Yo quiero ser llorando el hortelano…

Yo quiero ser llorando el hortelano de la tierra que ocupas y estercolas, compañero del alma.

¿Quién no recuerda con una mezcla de cariño y de cierto dolor su adolescencia? Quizá exista algún lector afortunado para quien sus catorce, sus quince o sus dieciséis fueron años fantásticos o que pasaron, en el mejor de los casos, sin pena ni gloria. Para ella o él, mi más sincera enhorabuena.

Para el resto, común mayoritario de los mortales, el cambio en nuestras vidas afectó, qué duda cabe. Y para bien o para mal, en buena parte hoy somos quienes somos por aquello que fuimos. Pero fue duro. En las mujeres, las lágrimas insospechadas que hacían su aparición a tiempo, a destiempo y de imprevisto. En los hombres, los desafortunados gallos, el mostacho que aún no se dejaba afeitar, el lento camino a la introversión.

Para todos: el odiado acné, (que algunos elegidos se salvaron de tener), los fastidiosos “brackets” (que unos pocos sustituyeron por el aparato de quita y pon) y esas dramáticas fotos que hoy nos recuerdan que es posible arruinar la carrera a alguien a estas alturas de la vida. ¡Pero cómo nuestra madre nos dejaba salir así de casa!

Lo cierto, es que como todo lo malo pasa y ahora es posible mirar atrás. Sonreír al recordar nuestros frustrados intentos por acostumbrarnos a los cambios y rescatar de aquel meollo de emociones encontradas algo de luz.

Para muchos de los que hoy leéis, un día se produjo un avance. Es posible que no exista un momento concreto, un día señalado, pero sí una persona, o dos o varias que en nuestros corchos están pinchados con un disfraz de superman y que nos salvaron, por qué no decirlo, de aquellas embravecidas aguas.
Algunas de esas personas aún permanecen por aquí, merodeando a nuestro alrededor, y ostentando el galardón de “amigo del alma”, otros se fueron, su tiempo llegó, duró y pasó, por esas cosas que tiene la vida, que mete y saca a gente sin que apenas podamos impedirlo.

Esos “amigos del alma” que desde entonces han ido jalonando nuestra existencia son los verdaderos artífices del cambio. Algunos nos acompañan desde entonces, y otros son incorporaciones más recientes, pero es nítido que con ellos se ha producido ese “encuentro” del cual es difícil despojarse. ¡Y del que no queremos prescindir!

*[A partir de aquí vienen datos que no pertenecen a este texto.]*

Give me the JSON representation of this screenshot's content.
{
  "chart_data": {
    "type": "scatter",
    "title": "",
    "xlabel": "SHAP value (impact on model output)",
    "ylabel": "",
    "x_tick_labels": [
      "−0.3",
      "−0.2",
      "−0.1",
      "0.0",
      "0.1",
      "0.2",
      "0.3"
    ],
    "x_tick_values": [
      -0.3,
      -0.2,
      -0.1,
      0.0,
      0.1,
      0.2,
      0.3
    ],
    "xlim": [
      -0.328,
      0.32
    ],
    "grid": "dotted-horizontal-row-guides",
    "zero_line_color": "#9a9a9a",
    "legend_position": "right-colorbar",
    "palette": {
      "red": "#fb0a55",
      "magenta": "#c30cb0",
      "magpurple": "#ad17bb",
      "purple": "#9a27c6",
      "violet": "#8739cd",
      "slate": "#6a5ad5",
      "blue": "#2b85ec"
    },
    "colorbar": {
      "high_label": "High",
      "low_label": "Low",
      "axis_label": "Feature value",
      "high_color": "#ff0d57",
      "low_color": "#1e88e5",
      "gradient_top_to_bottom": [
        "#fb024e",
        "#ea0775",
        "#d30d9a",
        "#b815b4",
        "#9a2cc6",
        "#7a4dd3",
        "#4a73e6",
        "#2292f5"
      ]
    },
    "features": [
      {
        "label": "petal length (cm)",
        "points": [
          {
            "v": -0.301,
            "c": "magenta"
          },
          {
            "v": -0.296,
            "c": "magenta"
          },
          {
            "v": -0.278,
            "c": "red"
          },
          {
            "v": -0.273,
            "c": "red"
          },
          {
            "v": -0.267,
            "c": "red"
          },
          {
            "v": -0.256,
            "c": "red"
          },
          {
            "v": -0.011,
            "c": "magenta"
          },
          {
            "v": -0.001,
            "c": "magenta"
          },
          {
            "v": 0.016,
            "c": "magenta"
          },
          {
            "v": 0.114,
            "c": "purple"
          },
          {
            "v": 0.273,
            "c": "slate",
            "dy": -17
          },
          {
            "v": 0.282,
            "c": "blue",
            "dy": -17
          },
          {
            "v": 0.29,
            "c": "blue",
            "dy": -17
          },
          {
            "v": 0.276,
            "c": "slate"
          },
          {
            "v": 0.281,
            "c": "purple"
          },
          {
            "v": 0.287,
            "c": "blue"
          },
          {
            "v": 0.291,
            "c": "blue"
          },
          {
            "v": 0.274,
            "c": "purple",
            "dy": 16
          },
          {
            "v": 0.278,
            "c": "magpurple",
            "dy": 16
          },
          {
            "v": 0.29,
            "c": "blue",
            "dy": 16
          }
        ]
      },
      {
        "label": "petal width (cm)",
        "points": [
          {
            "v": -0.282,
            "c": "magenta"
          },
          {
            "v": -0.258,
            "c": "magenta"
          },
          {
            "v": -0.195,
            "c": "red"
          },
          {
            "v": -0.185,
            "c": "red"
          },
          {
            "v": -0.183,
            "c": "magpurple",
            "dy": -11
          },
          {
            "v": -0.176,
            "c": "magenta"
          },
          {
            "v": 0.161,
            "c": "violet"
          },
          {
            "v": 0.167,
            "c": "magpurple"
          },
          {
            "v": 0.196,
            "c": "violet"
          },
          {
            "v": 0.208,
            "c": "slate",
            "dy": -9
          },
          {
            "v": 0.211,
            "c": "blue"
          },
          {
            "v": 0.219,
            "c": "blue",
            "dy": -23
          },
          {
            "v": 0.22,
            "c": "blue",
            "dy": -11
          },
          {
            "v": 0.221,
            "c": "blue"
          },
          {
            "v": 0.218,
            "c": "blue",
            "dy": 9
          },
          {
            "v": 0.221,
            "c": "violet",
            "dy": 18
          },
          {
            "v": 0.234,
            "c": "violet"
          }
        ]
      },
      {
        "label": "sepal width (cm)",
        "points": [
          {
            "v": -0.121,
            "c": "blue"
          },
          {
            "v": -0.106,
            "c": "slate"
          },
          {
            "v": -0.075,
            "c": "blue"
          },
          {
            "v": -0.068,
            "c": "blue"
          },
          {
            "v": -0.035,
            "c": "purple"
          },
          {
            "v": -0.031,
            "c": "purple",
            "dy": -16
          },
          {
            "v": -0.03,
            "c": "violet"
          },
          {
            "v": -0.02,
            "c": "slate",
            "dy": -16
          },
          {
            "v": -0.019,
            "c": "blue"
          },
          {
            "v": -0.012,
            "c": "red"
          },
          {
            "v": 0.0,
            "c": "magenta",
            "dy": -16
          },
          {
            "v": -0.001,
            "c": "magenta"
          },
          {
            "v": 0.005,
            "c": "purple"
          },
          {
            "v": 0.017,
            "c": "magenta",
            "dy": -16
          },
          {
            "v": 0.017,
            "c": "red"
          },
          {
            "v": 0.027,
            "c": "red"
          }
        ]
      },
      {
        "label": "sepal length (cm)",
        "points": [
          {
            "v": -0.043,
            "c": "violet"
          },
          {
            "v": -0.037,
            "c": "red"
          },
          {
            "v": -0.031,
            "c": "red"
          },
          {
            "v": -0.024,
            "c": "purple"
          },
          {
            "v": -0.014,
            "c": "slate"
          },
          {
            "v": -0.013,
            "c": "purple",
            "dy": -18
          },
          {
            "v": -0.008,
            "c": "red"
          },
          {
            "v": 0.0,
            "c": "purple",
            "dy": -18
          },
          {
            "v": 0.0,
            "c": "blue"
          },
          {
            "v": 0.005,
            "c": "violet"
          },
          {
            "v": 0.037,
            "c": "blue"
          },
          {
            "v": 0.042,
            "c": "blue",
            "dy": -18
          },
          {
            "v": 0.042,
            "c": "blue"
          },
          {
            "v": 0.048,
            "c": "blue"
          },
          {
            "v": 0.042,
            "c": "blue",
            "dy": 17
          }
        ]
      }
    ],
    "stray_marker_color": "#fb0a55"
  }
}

Lo del “encuentro” me lo sopló una de esas amigas de las que hablo. Antes, asociaba más esa palabra a Cristo. Él busca, Él encuentra, con Él se produce ese reconocimiento de lo que el corazón lleva anhelando desde siempre. Pero la verdad es que no he hallado ninguna dificultad en asociar también la palabra “encuentro” a un amigo. Pero no cualquiera, ya sabéis. El encuentro se produce (sigo con la idea que me sopló mi amiga) cuando te miras en el otro y sabes que te acompaña. Es algo que trasciende a la química. Es sentirte en zapatillas, con la libertad que da saber que alguien nos acoge siempre, en nuestra miseria, en nuestra alegría, en lo que mejor hacemos y en aquello que fastidiamos casi siempre. No tiene precio, pero el alma goza intensamente.

Me atrevo a decir, sin temor a errar, que esto también viene de Cristo. Nos manda personas, compañeros de viaje para hacer la andadura mejor. Y creo que los grandes amigos, los casi hermanos, los que te permiten ser tú en tu mejor y en tu peor “yo”, han de ser homenajeados. Por aquella adolescencia compartida, o la juventud vivida o la madurez encontrada. O porque nos da la gana, claro que sí…que cada día podemos encontrar un motivo de celebración. Y de gratitud.